My granddaughter is now friends with Sue. But ONLY at school. They eat lunch together and play at recess. But when my g-daughter asks Sue to play after school Sue gets sad and says she's not allowed. She says her parents are mean, she says she doesn't have even one toy. My granddaughter gave Sue a doll at school, but Sue gave it back the next day. Sue said her mother said to return it. My granddaughter said it's a Christmas present. Sue said they are Muslim, they don't celebrate.
So now I call child welfare every couple of months. I've also called the police and the social worker at school. NOTHING is done. NOTHING. This child is now in 3rd grade and I don't believe she's ever played outside other than one week when her (now adult) sister came to visit and she brought her outside, OFTEN and told me that her parents objected, but that she did it anyway. She (the sister) said she has NO idea why her parents are so mean to Sue, but she lives in Italy now and there's not much she can do.
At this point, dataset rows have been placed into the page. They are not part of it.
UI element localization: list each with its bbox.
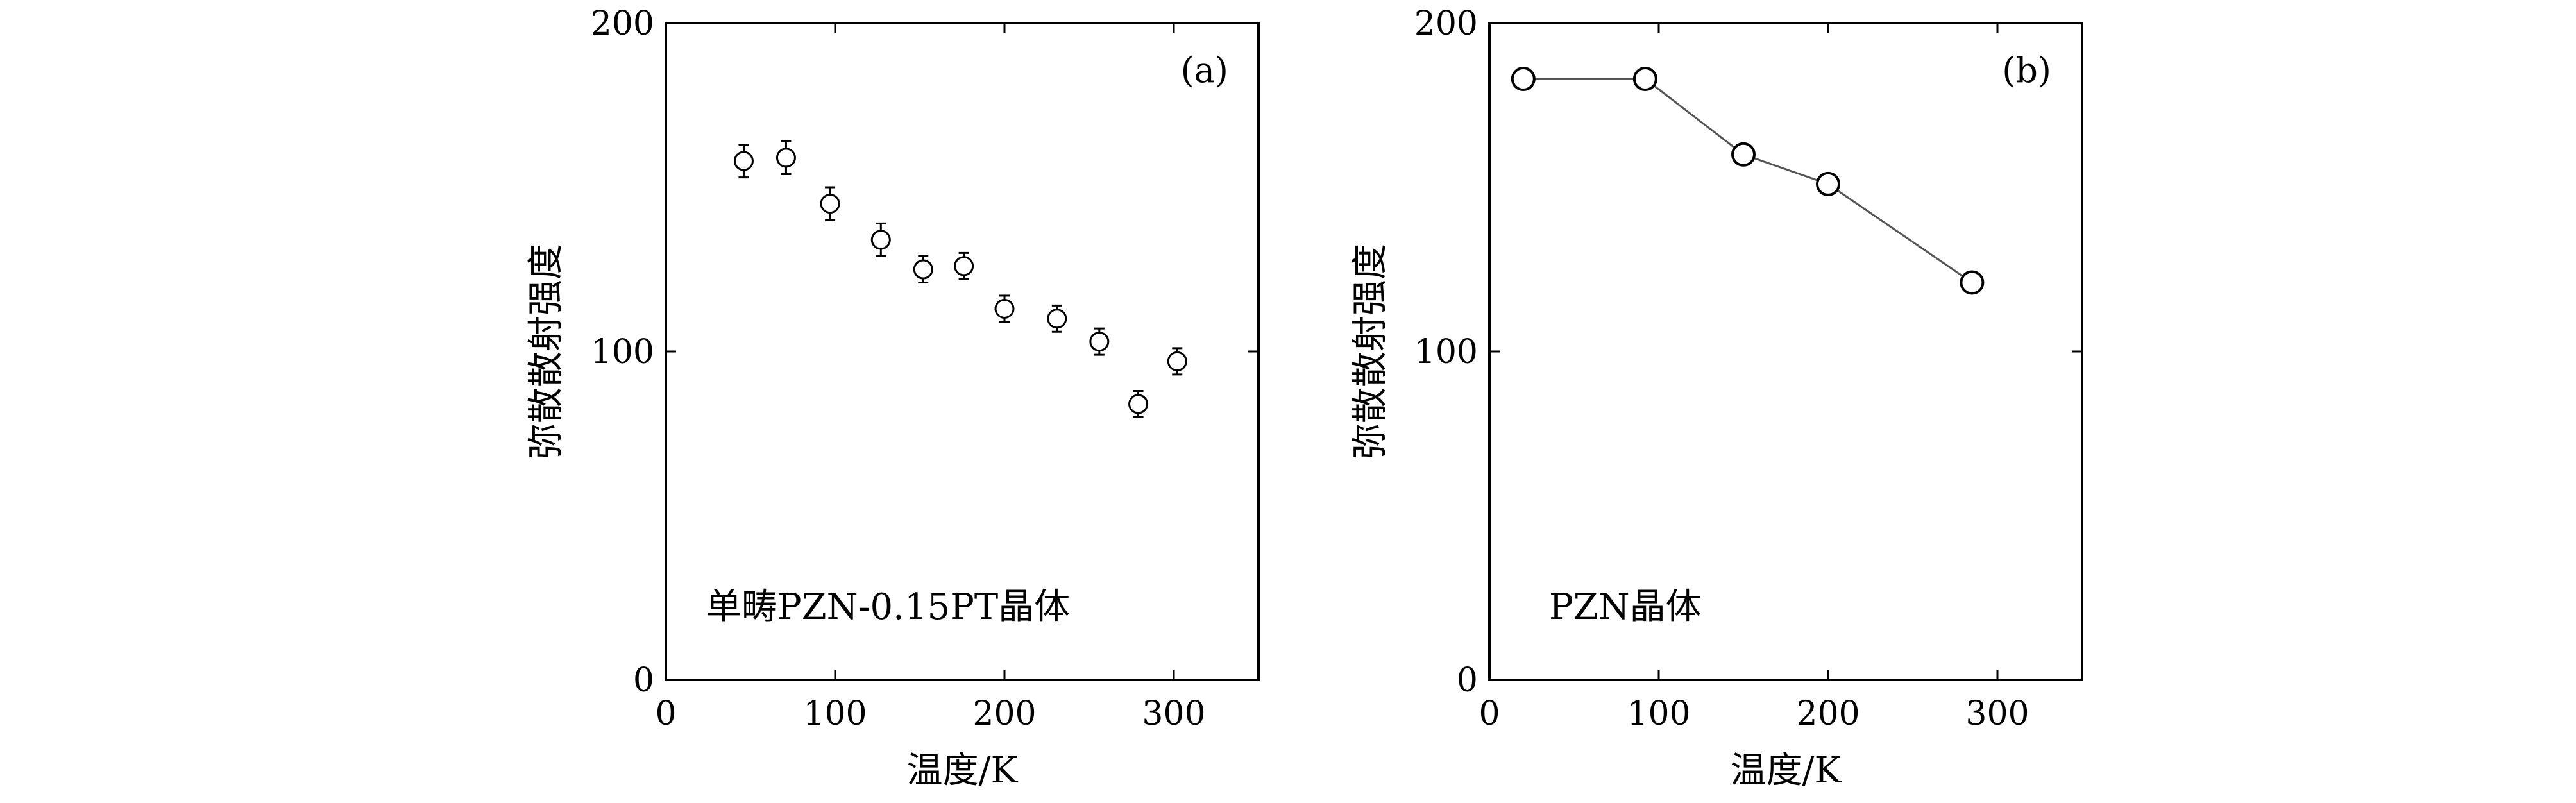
- chart-panel-b: (b) PZN晶体 温度/K 弥散散射强度 0 100 200 300 0 100 200: [1350, 4, 2083, 791]
- chart-panel-a: (a) 单畴PZN-0.15PT晶体 温度/K 弥散散射强度 0 100 200 30…: [525, 4, 1260, 791]
- x-tick-label: 200: [972, 695, 1036, 733]
- y-tick-label: 100: [1414, 333, 1478, 371]
- annotation-a: 单畴PZN-0.15PT晶体: [706, 586, 1070, 628]
- plot-frame-b: [1488, 22, 2083, 681]
- data-point: [1128, 394, 1149, 414]
- data-point: [870, 230, 891, 250]
- axis-ticks-b: 0 100 200 300 0 100 200: [1414, 4, 2082, 733]
- y-axis-label-b: 弥散散射强度: [1350, 244, 1391, 459]
- x-tick-label: 100: [1627, 695, 1690, 733]
- data-point: [1047, 309, 1067, 329]
- x-tick-label: 0: [655, 695, 676, 733]
- panel-label-b: (b): [2002, 50, 2051, 90]
- x-tick-label: 0: [1479, 695, 1500, 733]
- data-point: [1089, 332, 1110, 352]
- data-point: [1731, 142, 1756, 167]
- annotation-b: PZN晶体: [1549, 586, 1702, 628]
- x-tick-label: 300: [1142, 695, 1205, 733]
- y-tick-label: 0: [1457, 661, 1478, 700]
- series-line: [1523, 78, 1973, 283]
- data-point: [1632, 67, 1657, 92]
- axis-ticks-a: 0 100 200 300 0 100 200: [591, 4, 1258, 733]
- x-axis-label-b: 温度/K: [1731, 750, 1842, 791]
- x-tick-label: 200: [1796, 695, 1860, 733]
- y-tick-label: 0: [633, 661, 654, 700]
- x-tick-label: 100: [803, 695, 867, 733]
- data-point: [733, 151, 754, 171]
- data-point: [1167, 351, 1187, 371]
- y-tick-label: 200: [1414, 4, 1478, 43]
- data-point: [1816, 171, 1840, 196]
- data-point: [1960, 270, 1985, 295]
- y-tick-label: 100: [591, 333, 654, 371]
- data-point: [994, 298, 1015, 319]
- data-point: [913, 259, 933, 280]
- data-marks-b: [1511, 67, 1985, 295]
- y-axis-label-a: 弥散散射强度: [525, 244, 567, 459]
- panel-label-a: (a): [1181, 50, 1228, 90]
- data-point: [820, 194, 840, 214]
- data-marks-a: [733, 140, 1187, 418]
- x-tick-label: 300: [1965, 695, 2029, 733]
- data-point: [954, 256, 974, 276]
- y-tick-label: 200: [591, 4, 654, 43]
- data-point: [1511, 67, 1536, 92]
- data-point: [775, 148, 796, 168]
- x-axis-label-a: 温度/K: [907, 750, 1019, 791]
- plot-frame-a: [665, 22, 1260, 681]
Sue always has on clean clothes, her hair is done neatly. But she's SO SO SO sad. She's at that damned window, crying, just about every time the kids are outside now. She told my g-daughter that her mother caught her at the window a couple times and punished her, so she has to be careful and asked us not to wave at her or anything so they don't know.
I'm sorry this has gotten so long and so off-topic, but does anyone have any other ideas?
I don't know what else to do? I now have a camera trained on their house, I'm hoping they do something, ANYTHING that gives me cause to call the police so they have a reason to enter that house and find out what's going on!